Потом раздался неистовый крик, исступленный и странный; так мог бы кричать человек, кидающийся в бой, когда его захлестнула жажда крови и смерти. За плечом стоявшего мужчины появилась еще одна тень. Тирта отчетливо видела ее. Это была птица, возникшая из тела сокола!
Стоявший рядом с ней мужчина отступил на шаг. Одна его рука соскользнула с плеча Алона, и мальчик обмяк и осел на землю, словно бы полностью обессилев. Теперь он лежал поперек Тирты, такой же неподвижный, как и она сама; его мокрые от дождя волосы скользнули по ее лицу. Но Тирта не думала, что он мертв, – или ни жив ни мертв, как она сама.
Птица села на плечо Алона и, вытянув длинную шею, уставилась ей в глаза. Нет, не птица! Это снова была та голова, то лицо, которое она, терзаемая болью, видела на Ястребином Утесе!
Птица смотрела ей в глаза всего мгновение – или это лицо смотрело на нее. Потом она развернулась к человеку-тени и снова выкрикнула имя:
– Нинутра!
Человек крикнул в ответ, – а может, позвал на помощь, просил поддержать его в борьбе, которая, как он боялся, сделалась неравной?
– Ранэ!
Он словно спровоцировал птицу. Та злобно зашипела и прыгнула с тела Алона на мужчину, который попытался вздернуть мальчика на ноги. Тирта не видела, как птица нанесла удар, но услышала крик боли, а следом – ругань. Мужчина больше не стоял между нею и огнем, и она слышала другие крики, на разные голоса. Похоже, птица билась с несколькими противниками.

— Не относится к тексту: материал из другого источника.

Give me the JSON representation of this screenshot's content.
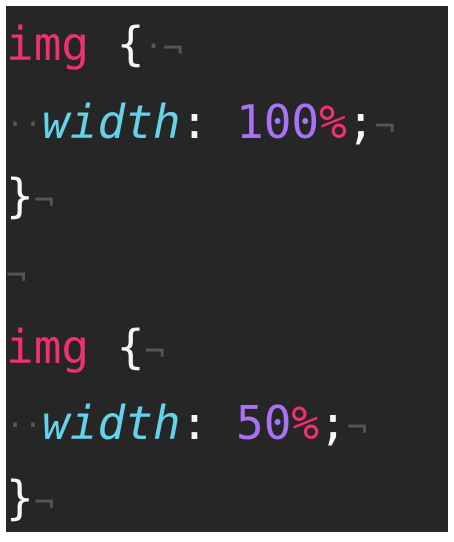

Алон так и остался лежать, где лежал. Тирта не ощущала его тяжести; его голос доносился до нее едва различимым шепотом, который то и дело заглушали крики и шум со стороны.
– Они дерутся. Птица пролила кровь. Но лорд кого-то призвал, и к нам придут другие. И кто-то еще идет следом. Час вот-вот пробьет. Держись, Тирта, держись, ничего еще не решено.

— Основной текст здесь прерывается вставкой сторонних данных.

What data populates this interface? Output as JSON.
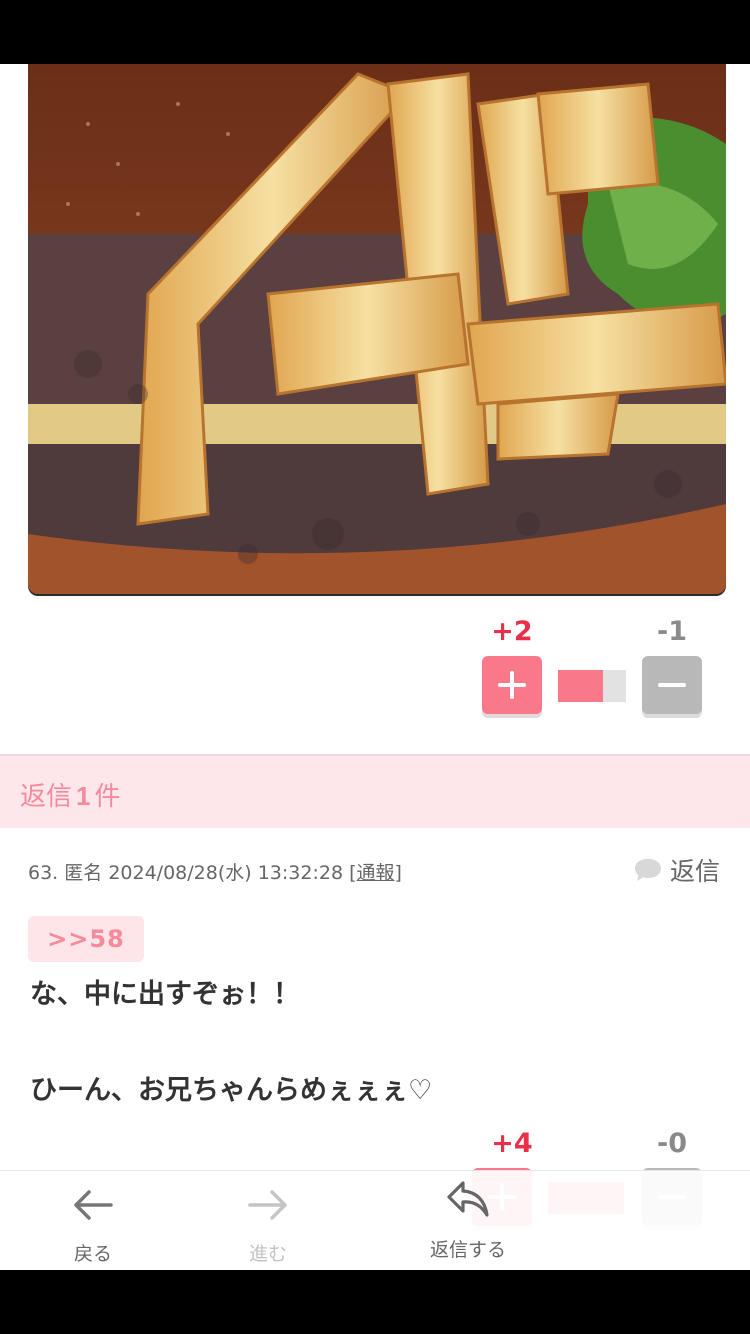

Она догадалась, что Алон старается говорить вслух, потому что тот, кого призвал лорд, или он сам, напрягая силы для призыва, могут почувствовать соприкосновение их разумов. Но она не могла ответить. Да и не хотела. Это больше не ее битва. Скорее, это ловушка, в которой ее удерживают и из которой она хочет освободиться.
Шум стих, а потом между светом очага и ее телом снова встала какая-то тень.

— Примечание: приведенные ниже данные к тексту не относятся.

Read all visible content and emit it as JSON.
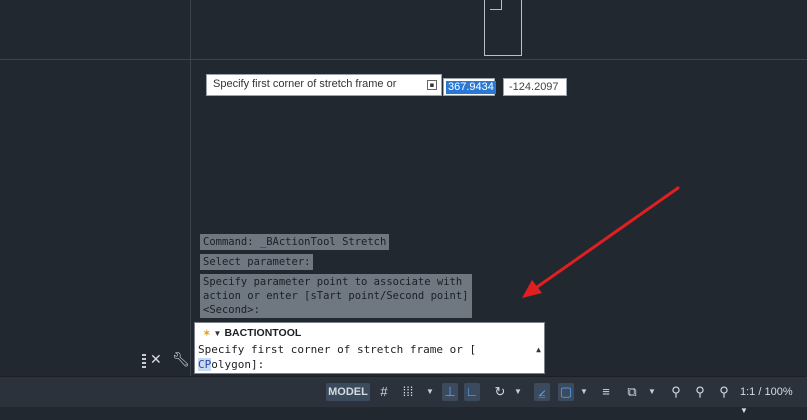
{
  "dynamic_input": {
    "prompt": "Specify first corner of stretch frame or",
    "x_value": "367.9434",
    "y_value": "-124.2097"
  },
  "command_history": [
    "Command: _BActionTool Stretch",
    "Select parameter:",
    "Specify parameter point to associate with\naction or enter [sTart point/Second point]\n<Second>:"
  ],
  "command_line": {
    "command_name": "BACTIONTOOL",
    "prompt_part1": "Specify first corner of stretch frame or [",
    "option_highlight": "CP",
    "option_rest": "olygon",
    "prompt_part2": "]:"
  },
  "status_bar": {
    "model_label": "MODEL",
    "scale_label": "1:1 / 100%",
    "icons": [
      "grid-icon",
      "snap-icon",
      "ortho-icon",
      "polar-icon",
      "isodraft-icon",
      "osnap-track-icon",
      "object-snap-icon",
      "lineweight-icon",
      "transparency-icon",
      "annotation-visibility-icon",
      "annotation-autoscale-icon",
      "annotation-scale-icon"
    ]
  },
  "colors": {
    "canvas": "#212830",
    "highlight": "#2a78d6",
    "arrow": "#e02020",
    "active_blue": "#54a6ff"
  }
}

– А что теперь делать с мальчишкой, господин?
– Проследи, чтобы он был надежно связан, и положи куда-нибудь в безопасное место, – последовал мрачный ответ. – Сейчас не до новых попыток.
Алона подняли с ее тела и куда-то унесли, мальчик безвольно свисал с рук охранника. И Тирте снова дозволено было погрузиться в благословенное ничто.
Потом ее пробудила боль – воспоминание о боли, потому что та, казалось, уже не была ее частью. Однако же она влекла эту боль, словно досадное бремя, которое приказано было нести. Неохотно расставшись с ничто, она посмотрела на мир. Над ней было небо, тусклое и серое, но дождь прекратился. Ее голова покачивалась из стороны в сторону, и временами она мельком видела всадников – в основном одного: он ехал рядом и вел в поводу пони, к которому ее привязали. Видимо, ее привязали к лошади таким странным образом – лицом вверх – из-за шкатулки, которую Тирта по-прежнему прижимала к груди; иначе ее никак и не повезешь.
Но девушка осознала не только то, что творилось вокруг, но и то, что происходило у нее внутри. В ней оживала не только боль, но и ее мысли. На этот раз она откликнулась не на зов Алона – скорее, на что-то иное, исходящее от…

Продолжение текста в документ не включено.